Generating documentation was actually the first goal: How out of all the living, changing, actively developed code parts could we get the static, dead, unchanging documentation. So I looked into it, and a door opened into a whole world, a world without restrictions1.
I mentioned in “Managing your development environment?” that the modern software development environment is as intricate and intelligent as the production software it produces.
In an embedded software system that follows safety guidelines the “backstage” is where the interesting stuff is.
You want your build to run faster? You have to apply the same monitoring/profiling concepts and methods you read about web applications.

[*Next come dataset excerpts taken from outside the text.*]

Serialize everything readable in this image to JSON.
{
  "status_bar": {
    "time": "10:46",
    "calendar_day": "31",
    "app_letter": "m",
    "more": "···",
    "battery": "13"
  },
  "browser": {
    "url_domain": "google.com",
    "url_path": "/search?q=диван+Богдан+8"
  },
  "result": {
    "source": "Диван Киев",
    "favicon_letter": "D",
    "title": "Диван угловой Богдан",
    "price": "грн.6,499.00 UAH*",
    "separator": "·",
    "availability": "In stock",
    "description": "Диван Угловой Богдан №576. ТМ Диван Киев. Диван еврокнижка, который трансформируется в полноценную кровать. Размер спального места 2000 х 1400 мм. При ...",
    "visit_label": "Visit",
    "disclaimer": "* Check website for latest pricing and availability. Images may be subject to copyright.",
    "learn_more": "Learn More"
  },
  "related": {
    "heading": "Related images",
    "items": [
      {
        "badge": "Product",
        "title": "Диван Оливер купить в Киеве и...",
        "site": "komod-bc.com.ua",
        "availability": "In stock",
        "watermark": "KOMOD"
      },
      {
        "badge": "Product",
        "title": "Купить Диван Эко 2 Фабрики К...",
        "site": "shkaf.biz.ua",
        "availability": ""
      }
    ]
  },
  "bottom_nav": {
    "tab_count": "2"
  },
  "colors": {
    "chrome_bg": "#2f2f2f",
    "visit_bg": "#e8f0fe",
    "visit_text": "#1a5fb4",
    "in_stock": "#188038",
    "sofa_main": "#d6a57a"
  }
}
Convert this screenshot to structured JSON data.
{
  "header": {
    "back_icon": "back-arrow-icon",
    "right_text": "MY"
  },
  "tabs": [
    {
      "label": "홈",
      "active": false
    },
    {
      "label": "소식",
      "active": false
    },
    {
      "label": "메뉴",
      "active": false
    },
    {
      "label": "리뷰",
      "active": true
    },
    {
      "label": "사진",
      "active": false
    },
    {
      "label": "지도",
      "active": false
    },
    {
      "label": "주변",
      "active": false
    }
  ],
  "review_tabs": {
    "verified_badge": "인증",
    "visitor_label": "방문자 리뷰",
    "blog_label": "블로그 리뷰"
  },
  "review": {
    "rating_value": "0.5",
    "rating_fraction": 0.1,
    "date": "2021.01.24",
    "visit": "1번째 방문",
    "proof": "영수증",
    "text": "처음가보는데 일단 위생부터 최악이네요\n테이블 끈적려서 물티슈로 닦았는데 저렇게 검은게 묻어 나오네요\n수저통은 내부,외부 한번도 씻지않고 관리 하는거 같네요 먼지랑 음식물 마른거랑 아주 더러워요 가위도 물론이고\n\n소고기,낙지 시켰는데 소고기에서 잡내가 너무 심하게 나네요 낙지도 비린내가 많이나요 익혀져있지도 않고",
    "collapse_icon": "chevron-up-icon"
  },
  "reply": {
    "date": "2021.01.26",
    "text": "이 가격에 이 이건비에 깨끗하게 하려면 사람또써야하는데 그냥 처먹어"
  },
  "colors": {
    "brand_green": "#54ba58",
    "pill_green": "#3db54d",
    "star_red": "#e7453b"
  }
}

You want your infrastructure to integrate easily? You should use small web applications (think rack based) with clear and simple APIs. That way you can add off-the-shelf authentication/user management, caching, monitoring and notifications and when the next project comes you get to reuse whatever fits. RESTful APIs are a boon for this.
Best of all, you get to work with current technologies which is the whole point.
1 The oxymoron of using error-prone software to prove that software is error-free has not escaped the people that write safety standards. You do have to validate your infrastructure code but the restrictions are not as bad and usually you have to do the same things you would do for a “regular” high availability service.